Galatians 6:2-5, “Bear ye one another’s burdens, and so fulfill the law of Christ. For every man shall bear his own burden.” We all have two burdens to carry. One burden is carrying our own burden. The other is to carry anothers’ burdens. 

Genesis 49:14-15, “Isachar is a strong ass crouching down between two burdens. And he saw that rest was good, and the land that it was pleasant; and bowed his shoulders to bear, and became a servant unto tribute.” The load is a struggle because we only think of our own little world. We have balance in our lives when we carry our own burden, and help to carry others’ burdens, too. We can visit people in rest homes and give to them – maybe a home-cooked meal, etc. Do that without neglecting your own burden. See the needs of others. Others could be drawn to the Truth through to us.
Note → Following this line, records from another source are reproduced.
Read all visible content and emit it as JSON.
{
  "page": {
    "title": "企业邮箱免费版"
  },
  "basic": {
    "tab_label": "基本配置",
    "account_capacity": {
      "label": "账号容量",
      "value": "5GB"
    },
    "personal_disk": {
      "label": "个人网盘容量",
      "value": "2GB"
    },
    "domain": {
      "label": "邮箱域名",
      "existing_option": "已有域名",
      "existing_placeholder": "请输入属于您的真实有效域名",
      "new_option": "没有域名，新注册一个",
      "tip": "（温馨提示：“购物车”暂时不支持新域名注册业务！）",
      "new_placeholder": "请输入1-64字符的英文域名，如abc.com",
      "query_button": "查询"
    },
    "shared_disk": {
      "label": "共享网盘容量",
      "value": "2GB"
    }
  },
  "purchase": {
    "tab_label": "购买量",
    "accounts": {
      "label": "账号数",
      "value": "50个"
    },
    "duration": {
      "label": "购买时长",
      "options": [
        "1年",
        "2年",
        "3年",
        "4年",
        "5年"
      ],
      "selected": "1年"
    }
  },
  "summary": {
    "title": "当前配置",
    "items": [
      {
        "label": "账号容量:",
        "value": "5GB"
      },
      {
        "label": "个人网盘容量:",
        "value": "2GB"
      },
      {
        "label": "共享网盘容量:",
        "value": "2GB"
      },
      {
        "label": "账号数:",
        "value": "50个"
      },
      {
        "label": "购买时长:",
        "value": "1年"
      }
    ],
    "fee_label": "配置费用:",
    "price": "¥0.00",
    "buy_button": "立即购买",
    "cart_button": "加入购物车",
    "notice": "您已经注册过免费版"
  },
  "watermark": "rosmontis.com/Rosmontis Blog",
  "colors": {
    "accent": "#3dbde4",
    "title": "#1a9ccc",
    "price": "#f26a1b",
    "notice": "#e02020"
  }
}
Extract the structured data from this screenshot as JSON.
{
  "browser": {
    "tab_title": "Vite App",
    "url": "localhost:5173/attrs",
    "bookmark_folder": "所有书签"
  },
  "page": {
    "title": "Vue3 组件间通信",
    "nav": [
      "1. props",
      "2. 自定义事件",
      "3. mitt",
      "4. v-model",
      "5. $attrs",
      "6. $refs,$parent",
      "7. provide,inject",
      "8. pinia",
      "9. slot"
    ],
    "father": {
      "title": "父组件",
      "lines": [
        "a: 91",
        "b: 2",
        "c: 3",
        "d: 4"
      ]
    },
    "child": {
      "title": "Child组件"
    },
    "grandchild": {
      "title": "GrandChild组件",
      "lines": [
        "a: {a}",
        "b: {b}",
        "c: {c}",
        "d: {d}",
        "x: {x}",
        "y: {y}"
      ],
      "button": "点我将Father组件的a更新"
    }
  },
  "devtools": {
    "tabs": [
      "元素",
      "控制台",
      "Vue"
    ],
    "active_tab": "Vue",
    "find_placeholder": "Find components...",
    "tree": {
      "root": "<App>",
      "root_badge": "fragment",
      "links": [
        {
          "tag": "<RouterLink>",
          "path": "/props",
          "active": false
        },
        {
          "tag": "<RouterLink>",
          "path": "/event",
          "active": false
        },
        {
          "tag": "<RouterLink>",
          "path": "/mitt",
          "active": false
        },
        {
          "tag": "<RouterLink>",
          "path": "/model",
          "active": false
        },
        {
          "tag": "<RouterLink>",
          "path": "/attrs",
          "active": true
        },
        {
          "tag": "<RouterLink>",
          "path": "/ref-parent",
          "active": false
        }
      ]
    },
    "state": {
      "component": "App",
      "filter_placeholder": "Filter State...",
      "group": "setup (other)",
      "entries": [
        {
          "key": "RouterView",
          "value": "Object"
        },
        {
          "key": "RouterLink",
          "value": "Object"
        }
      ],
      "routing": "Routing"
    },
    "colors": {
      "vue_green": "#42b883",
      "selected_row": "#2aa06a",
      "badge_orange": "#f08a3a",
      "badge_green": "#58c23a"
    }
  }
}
5) Double-vision. “A double-minded man is unstable in all his ways.” (James 1:8) 

In Psalm 12:2, “They speak vanity every one with his neighbour; with flattering lips and with a double heart, do they speak.” What you look at affects what you think about. What you think about is what you love. It’s good to leave here with a single vision. Double vision makes us confused.  If our heart’s right, our vision will be on the things of God.

For these vision problems, we come before the Great Physician.  He’ll help us see ourselves as God sees us, and to see God in all His glory.